Gymnastics fall short, but five performed well


Katie Goodale

Hawkeye members Jake Brodarzon, Nick Merryman, and Dylan Ellsworth put chalk on the parallel bars before they compete during men's gymnastics Iowa vs. Penn State and Arizona State on March 3, 2018 at Carver Hawkeye Arena.

Taylor McNitt, [email protected]

Over the weekend in the Windy City, the Iowa men’s gymnastics team competed in the NCAA Championships in the very venue in which it began the 2018 season. And just like that first invitational, the Hawkeyes placed in the lower half.

Twelve teams showed up at the NCAA Championships, split between two sessions. Iowa competed in the second session against Illinois, Penn State, Ohio State, Cal-Berkeley, and Oklahoma. Oklahoma ended up taking it all with a team score of 410.991. Comparatively, the Hawkeyes barely broke 400 and landed in their expected team ranking of ninth.

“This is really bittersweet,” head coach JD Reive said. “We were brilliant with a lot of things, we just missed a couple of key crucial routines. We had a lot of guys do some really good gymnastics, [but] I’m disappointed that we didn’t advance as a team.”

Toward the latter portion of the season, the Hawkeyes displayed a lot of promise by upsetting higher-ranked teams. At both the Big Ten and NCAA Championships, they fell short and couldn’t repeat the act.

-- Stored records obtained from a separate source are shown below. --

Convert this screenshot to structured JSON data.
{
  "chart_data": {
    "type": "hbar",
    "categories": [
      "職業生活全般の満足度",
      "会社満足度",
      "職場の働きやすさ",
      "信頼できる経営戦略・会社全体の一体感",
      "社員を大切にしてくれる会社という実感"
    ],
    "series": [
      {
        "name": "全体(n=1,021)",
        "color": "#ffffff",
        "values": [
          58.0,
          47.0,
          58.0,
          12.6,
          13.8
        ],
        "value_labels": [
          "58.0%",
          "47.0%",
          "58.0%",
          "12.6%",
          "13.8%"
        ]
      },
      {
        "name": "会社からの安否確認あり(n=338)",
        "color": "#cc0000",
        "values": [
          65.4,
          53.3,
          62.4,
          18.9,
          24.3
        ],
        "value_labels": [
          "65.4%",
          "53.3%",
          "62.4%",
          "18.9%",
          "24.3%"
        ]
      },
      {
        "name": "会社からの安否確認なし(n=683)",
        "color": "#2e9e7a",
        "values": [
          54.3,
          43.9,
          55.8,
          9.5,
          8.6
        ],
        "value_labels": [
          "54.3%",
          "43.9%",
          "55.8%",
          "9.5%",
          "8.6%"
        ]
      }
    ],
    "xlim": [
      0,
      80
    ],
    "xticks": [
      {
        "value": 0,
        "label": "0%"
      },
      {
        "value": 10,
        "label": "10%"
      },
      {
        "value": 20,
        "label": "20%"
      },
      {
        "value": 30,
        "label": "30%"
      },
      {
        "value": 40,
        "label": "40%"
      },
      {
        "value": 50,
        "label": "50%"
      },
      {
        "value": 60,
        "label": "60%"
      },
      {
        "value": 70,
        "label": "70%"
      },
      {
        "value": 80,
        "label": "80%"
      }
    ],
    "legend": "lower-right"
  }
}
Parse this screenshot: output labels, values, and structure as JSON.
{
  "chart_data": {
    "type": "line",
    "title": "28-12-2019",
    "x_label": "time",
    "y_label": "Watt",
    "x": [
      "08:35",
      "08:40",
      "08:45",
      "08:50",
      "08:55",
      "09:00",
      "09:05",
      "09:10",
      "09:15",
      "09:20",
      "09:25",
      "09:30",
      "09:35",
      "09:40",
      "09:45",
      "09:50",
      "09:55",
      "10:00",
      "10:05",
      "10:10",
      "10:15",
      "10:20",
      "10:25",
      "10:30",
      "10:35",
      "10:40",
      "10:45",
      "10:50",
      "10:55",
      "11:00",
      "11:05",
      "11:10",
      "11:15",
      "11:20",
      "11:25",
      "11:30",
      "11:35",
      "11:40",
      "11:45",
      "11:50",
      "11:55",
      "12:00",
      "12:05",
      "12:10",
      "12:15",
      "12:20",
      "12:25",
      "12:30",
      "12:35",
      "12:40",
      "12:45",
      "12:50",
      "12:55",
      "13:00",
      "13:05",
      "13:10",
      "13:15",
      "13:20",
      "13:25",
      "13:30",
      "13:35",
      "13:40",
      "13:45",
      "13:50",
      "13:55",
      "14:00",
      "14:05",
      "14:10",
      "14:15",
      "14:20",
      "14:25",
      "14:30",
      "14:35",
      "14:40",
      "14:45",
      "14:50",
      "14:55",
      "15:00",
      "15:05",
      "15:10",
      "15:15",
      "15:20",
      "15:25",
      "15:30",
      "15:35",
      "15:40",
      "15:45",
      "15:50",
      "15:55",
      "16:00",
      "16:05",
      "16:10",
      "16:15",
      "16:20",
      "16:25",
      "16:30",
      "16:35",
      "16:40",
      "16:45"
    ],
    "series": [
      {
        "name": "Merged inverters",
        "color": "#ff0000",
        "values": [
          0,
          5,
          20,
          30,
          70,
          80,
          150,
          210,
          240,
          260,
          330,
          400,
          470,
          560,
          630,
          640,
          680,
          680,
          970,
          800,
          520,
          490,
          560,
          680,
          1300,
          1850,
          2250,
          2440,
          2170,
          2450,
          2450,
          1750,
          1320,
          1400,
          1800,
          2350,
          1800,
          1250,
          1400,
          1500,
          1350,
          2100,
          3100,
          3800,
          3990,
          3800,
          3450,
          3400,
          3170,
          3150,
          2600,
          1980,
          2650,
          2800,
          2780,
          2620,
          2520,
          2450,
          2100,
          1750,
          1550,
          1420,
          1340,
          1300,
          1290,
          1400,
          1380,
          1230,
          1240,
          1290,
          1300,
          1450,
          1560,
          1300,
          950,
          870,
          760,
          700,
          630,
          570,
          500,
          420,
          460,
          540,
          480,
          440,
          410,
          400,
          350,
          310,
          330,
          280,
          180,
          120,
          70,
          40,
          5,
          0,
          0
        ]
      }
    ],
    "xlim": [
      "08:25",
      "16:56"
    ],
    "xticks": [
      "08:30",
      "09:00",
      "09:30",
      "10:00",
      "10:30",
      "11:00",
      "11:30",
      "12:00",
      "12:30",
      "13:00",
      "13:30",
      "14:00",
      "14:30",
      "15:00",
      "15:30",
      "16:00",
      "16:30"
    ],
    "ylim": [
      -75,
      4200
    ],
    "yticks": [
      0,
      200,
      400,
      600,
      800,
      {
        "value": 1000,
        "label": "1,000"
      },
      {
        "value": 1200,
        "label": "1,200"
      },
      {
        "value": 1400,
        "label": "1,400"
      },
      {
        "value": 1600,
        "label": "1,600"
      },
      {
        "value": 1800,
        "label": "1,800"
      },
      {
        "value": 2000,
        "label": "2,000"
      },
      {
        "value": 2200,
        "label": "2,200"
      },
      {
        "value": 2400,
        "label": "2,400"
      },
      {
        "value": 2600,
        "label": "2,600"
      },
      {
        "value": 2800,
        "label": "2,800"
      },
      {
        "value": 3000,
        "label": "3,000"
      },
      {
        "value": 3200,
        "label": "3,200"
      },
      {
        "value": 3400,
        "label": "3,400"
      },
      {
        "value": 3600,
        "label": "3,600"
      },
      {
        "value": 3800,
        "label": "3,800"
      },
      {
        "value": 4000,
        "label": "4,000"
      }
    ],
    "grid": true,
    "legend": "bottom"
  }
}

Unfortunately, the disappointment doesn’t end there.

“It’s disappointing with the seniors,” Reive said. “I’m super bummed out for them. [They] would have put the team into finals, but we didn’t pull it off; that couple of points was easy to make up.”

The four seniors on the team had been strong performers and constant scorers all season long. Dylan Ellsworth’s vault and parallel-bar scores have regularly been some of the best all season. On the pommel horse, Austin Hodges and Elijah Parsells have been powerhouses, and on the rings and floor, Mark Springett put up the numbers Iowa needed.

But come April 20, none of them could pull through to finals.

This, however, doesn’t mean that Iowa was done after April 20.

“Bennet [Huang] had a phenomenal meet,” Reive said. “He went 6-for-6 and stuck a lot of landings. He performed incredibly well and deserves to be in the finals as an all-arounder. We have few things we can clean up for tomorrow, but it should be another great competition for him.”

Iowa’s rising star freshman wasn’t alone in competing well enough in the first round to move on.

Junior Andrew Herrador, sophomore Nick Merryman, junior Jake Brodarzon, and junior Kevin Johnson joined him in the finals.

“We put out five guys,” Reive said. “Bennet had a fantastic all-around meet, Andrew did a beautiful high-bar routine, Nick had a beautiful pommel-horse routine, and Jake stuck his vault two days in a row, which was awesome,”

In the finals, Brodarzon placed 43rd on rings but bounced back to place 15th on vault. Herrador also scored a fifth-place finish on the high bar. On the pommel horse, Merryman tied for 17th, followed by Johnson’s 22nd place. Huang wrapped up the competition with a 12th-place finish in the all-around.

So even if the team didn’t quite make it, NCAAs were still sweet for the Hawkeyes.